There are a lot more emotional and internal issues that our bodies face when we are constantly sad or depressed. As a result, we must find a way to prevent ourselves from succumbing to depression and facing serious problems.

In this blog, you won't find any tools or techniques to get over someone. But here, we will learn some ways to enjoy the process of healing in a better way. 


Ways to get over someone and heal yourself


Here are some of the practices one can follow that will help him move on in his life and do something better.


1. Accept your feelings- Just like we mourn over the death of someone, in the same way, we mourn when a friend or lover leaves our life. This mourning and grieving are not wrong. They were once with you and are now gone, so it's natural to miss them and think about them. It is reasonable to grieve the end of a relationship for some time. "Allow yourself to suffer. Get everything out of your system emotionally so you can move on. Have your breakdowns ready." Holding it in will cause the process of moving on to be slowed.

2. Stop your inner critic- The voice you hear from your inside which is negative most of the time is known as the "inner critic." This merciless "voice" critiques, instructs and even pities us (and others) in ways that undermine us while we're on top and kick us down when we're on the bottom. When you become caught up in your thoughts, it's far tougher to figure out how to move forward. Stop listening to this voice as soon as you hear it since it does not understand your worth.

3. Thank them for the life lessons- Instead of thinking about what they must be doing or where you stand in your life, thank them for all the life lessons they have taught you. Every person who comes into our lives is either a blessing or a lesson. Think about the good times when they have supported you, picked you up, and all the beautiful moments you guys have spent together. 

4. Take outside help- You cannot spend your entire day mourning over your broken relationship or friendship or else, you will fall sick. Instead, seek the support of your family members and closest friends. Spend time with them. Call them frequently, but don't bring up the same person you were crying about.  They can help you cross off the bridge you were afraid to step onto.

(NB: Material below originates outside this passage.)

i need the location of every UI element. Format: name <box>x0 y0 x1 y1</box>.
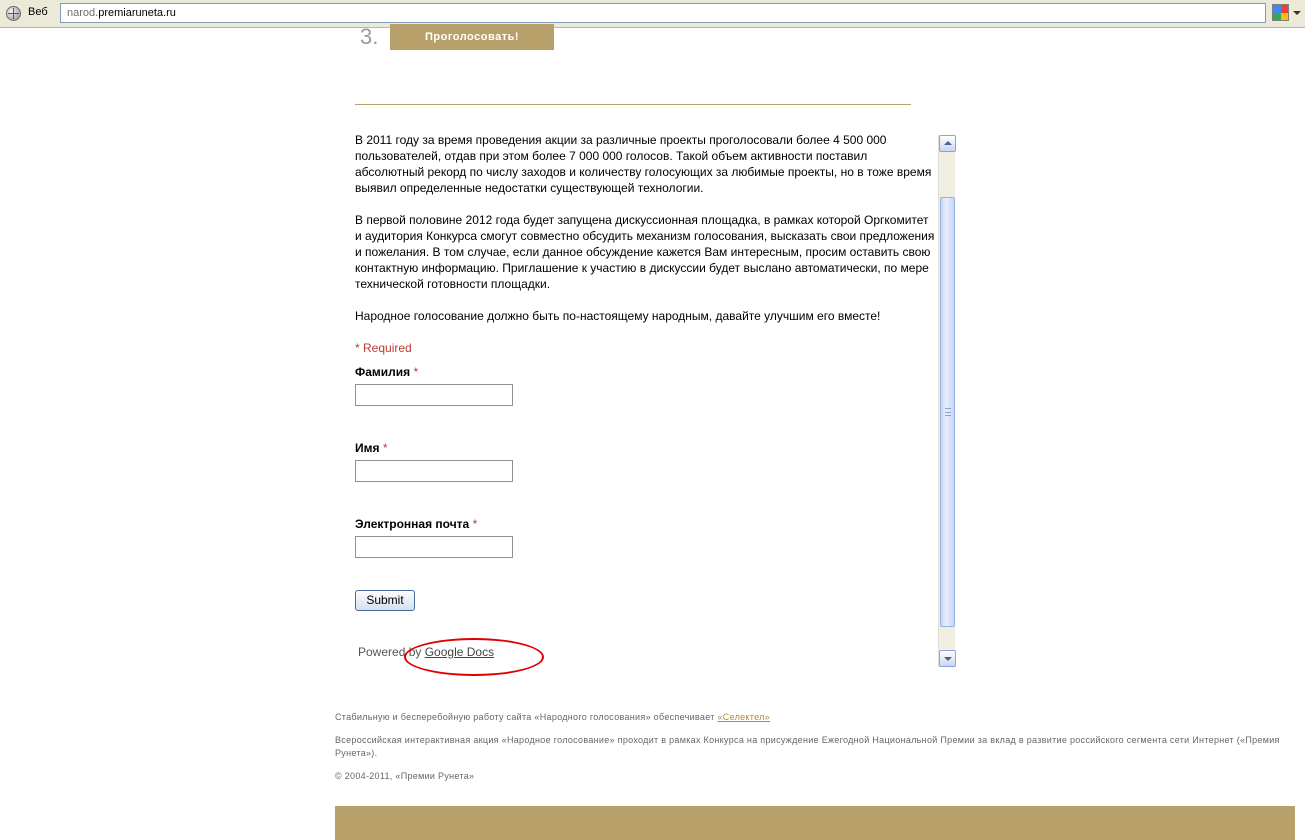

5. Invest in yourself- This is the ideal time to focus solely on yourself and ensure that all of your needs are met. "Pay attention to your self-development and self-esteem because they can suffer at times." Whether it's through exercise or a hobby, do something that you enjoy doing, or learning. So you feel like you're reclaiming your best self and regaining your confidence."

6. Stop expecting closure- It is the hardest part of the healing. When someone stops talking to us or leaves us, we expect them to give us closure, which hinders our healing. But most of the time they don't This creates more pain and hurt. So we should let them go without expecting anything in return. 

7. Stop communicating if it bothers you- 
This goes hand in hand with taking space from someone on social media. If you continue to talk to the person or hook up with them, it will just be that much harder to get over them in the long run, particularly if you are secretly hoping for a change of heart.

8. Know your worth- Remember that someone else leaving you does not make you unworthy or unlovable. You did your best and, you loved them with all your heart. If they still want to go, let them go. Focus on loving yourself and making yourself better.


Final Words

It's fine to miss someone, but it's not right to allow it negatively impact your mental and physical well-being. If you find yourself thinking about someone more than you should, use these techniques to heal yourself.